Sen. Slade Gorton, R-Wash., is promoting the idea, and Interior Secretary Manuel Lujan Jr. is considering it as a way to keep timber-related job loss in the region from exceeding 30,000, said the aide, speaking on the condition of anonymity.The plan would protect the threatened bird throughout much of Oregon, Washington and northern California, the aide said Monday.
But it would allow it go extinct on the Olympic Peninsula and in the Cascade Mountains north and east of Seattle - two regions where its population is closest to being wiped out.
In addition, efforts would be made to trap owls found in those areas and transfer them to protected old-growth habitat in the Cascades south of Interstate 90, the aide said.
"The administration has drawn up its alternatives and we're optimistic it is going to happen," the aide said.
Such a move would require a special exemption from Congress because the Endangered Species Act mandates that threatened and endangered species be protected throughout their entire range.

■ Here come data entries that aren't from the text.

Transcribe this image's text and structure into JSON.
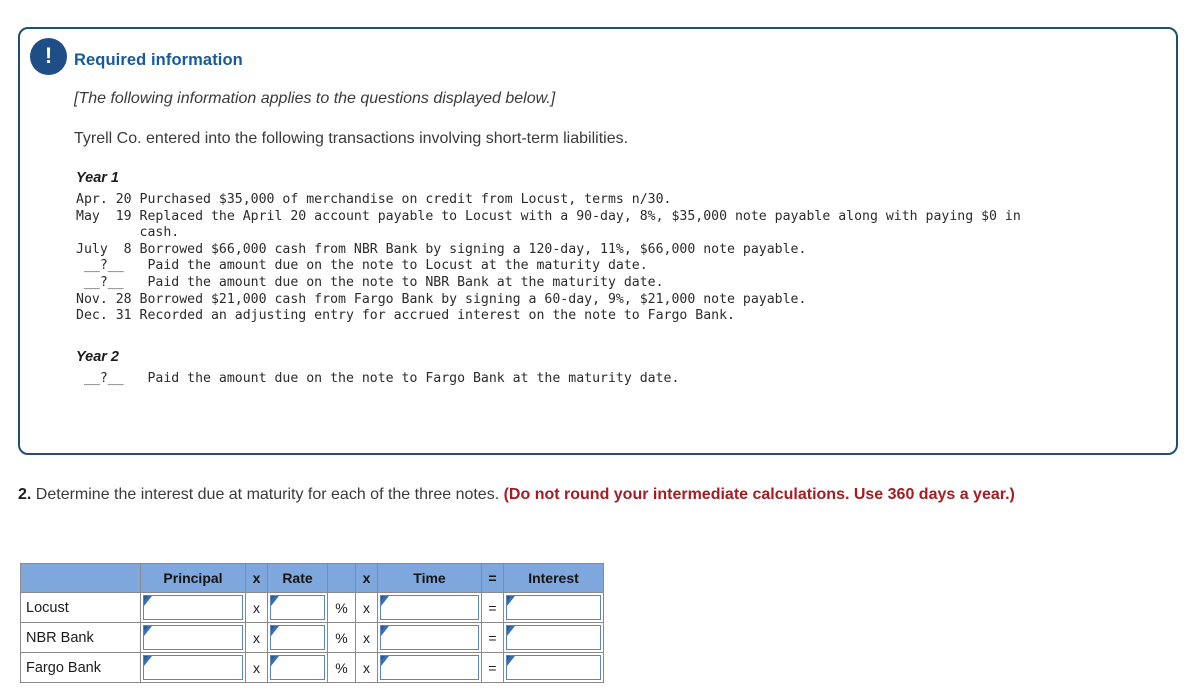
{
  "panel": {
    "alert_icon": "exclamation-icon",
    "heading": "Required information",
    "applies_note": "[The following information applies to the questions displayed below.]",
    "intro": "Tyrell Co. entered into the following transactions involving short-term liabilities.",
    "year1_heading": "Year 1",
    "year1_transactions": "Apr. 20 Purchased $35,000 of merchandise on credit from Locust, terms n/30.\nMay  19 Replaced the April 20 account payable to Locust with a 90-day, 8%, $35,000 note payable along with paying $0 in\n        cash.\nJuly  8 Borrowed $66,000 cash from NBR Bank by signing a 120-day, 11%, $66,000 note payable.\n __?__   Paid the amount due on the note to Locust at the maturity date.\n __?__   Paid the amount due on the note to NBR Bank at the maturity date.\nNov. 28 Borrowed $21,000 cash from Fargo Bank by signing a 60-day, 9%, $21,000 note payable.\nDec. 31 Recorded an adjusting entry for accrued interest on the note to Fargo Bank.",
    "year2_heading": "Year 2",
    "year2_transactions": " __?__   Paid the amount due on the note to Fargo Bank at the maturity date."
  },
  "question": {
    "number": "2.",
    "text": " Determine the interest due at maturity for each of the three notes. ",
    "hint": "(Do not round your intermediate calculations. Use 360 days a year.)"
  },
  "table": {
    "headers": {
      "row_label": "",
      "principal": "Principal",
      "times1": "x",
      "rate": "Rate",
      "percent": "",
      "times2": "x",
      "time": "Time",
      "equals": "=",
      "interest": "Interest"
    },
    "operators": {
      "times": "x",
      "percent": "%",
      "equals": "="
    },
    "rows": [
      {
        "label": "Locust",
        "principal": "",
        "rate": "",
        "time": "",
        "interest": ""
      },
      {
        "label": "NBR Bank",
        "principal": "",
        "rate": "",
        "time": "",
        "interest": ""
      },
      {
        "label": "Fargo Bank",
        "principal": "",
        "rate": "",
        "time": "",
        "interest": ""
      }
    ]
  },
  "colors": {
    "panel_border": "#1f4e79",
    "badge": "#1f4e87",
    "heading": "#17599c",
    "hint": "#a61c21",
    "table_header": "#7da7dd",
    "input_border": "#5a86bf"
  }
}
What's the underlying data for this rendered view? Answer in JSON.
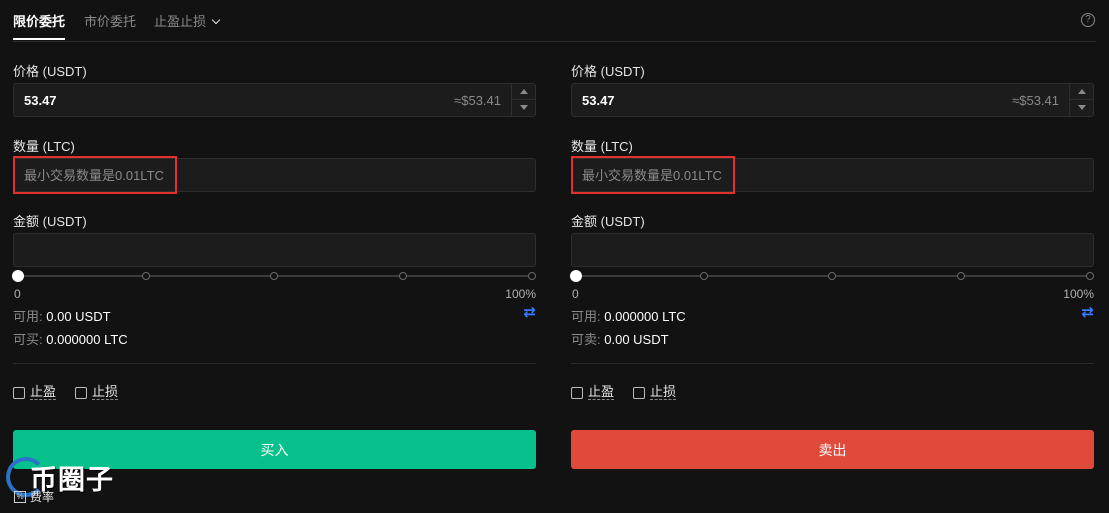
{
  "tabs": {
    "items": [
      {
        "label": "限价委托",
        "active": true
      },
      {
        "label": "市价委托",
        "active": false
      },
      {
        "label": "止盈止损",
        "active": false
      }
    ]
  },
  "buy": {
    "price_label": "价格 (USDT)",
    "price_value": "53.47",
    "price_approx": "≈$53.41",
    "qty_label": "数量 (LTC)",
    "qty_placeholder": "最小交易数量是0.01LTC",
    "amount_label": "金额 (USDT)",
    "amount_value": "",
    "slider_percent": 0,
    "slider_min_label": "0",
    "slider_max_label": "100%",
    "available_label": "可用:",
    "available_value": "0.00 USDT",
    "can_label": "可买:",
    "can_value": "0.000000 LTC",
    "take_profit_label": "止盈",
    "stop_loss_label": "止损",
    "action_label": "买入"
  },
  "sell": {
    "price_label": "价格 (USDT)",
    "price_value": "53.47",
    "price_approx": "≈$53.41",
    "qty_label": "数量 (LTC)",
    "qty_placeholder": "最小交易数量是0.01LTC",
    "amount_label": "金额 (USDT)",
    "amount_value": "",
    "slider_percent": 0,
    "slider_min_label": "0",
    "slider_max_label": "100%",
    "available_label": "可用:",
    "available_value": "0.000000 LTC",
    "can_label": "可卖:",
    "can_value": "0.00 USDT",
    "take_profit_label": "止盈",
    "stop_loss_label": "止损",
    "action_label": "卖出"
  },
  "footer": {
    "fee_label": "费率",
    "watermark_text": "币圈子"
  },
  "colors": {
    "buy": "#07c08b",
    "sell": "#e04a3b",
    "highlight": "#e03030",
    "swap": "#3a7bff"
  },
  "icons": [
    "help-icon",
    "chevron-down-icon",
    "swap-icon",
    "fee-icon"
  ]
}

Government scientists say saving the bird from extinction will require dramatic cutbacks in timber harvests, which grew excessively through the 1980s, destroying old-growth forest habitat.
Lujan estimates more than 30,000 Northwest jobs would be lost by the end of the decade if the owl were protected under a recovery plan in accordance with the act. That plan is to be made public by May 14.
Gorton is convinced that by writing the owl off in certain areas, enough logging would continue to save as many as 15,000 timber jobs that otherwise would be lost by protecting the bird under the act.
Lujan has appointed five assistant secretaries in the Agriculture and Interior departments to develop less costly alternatives, also to be made public by May 14.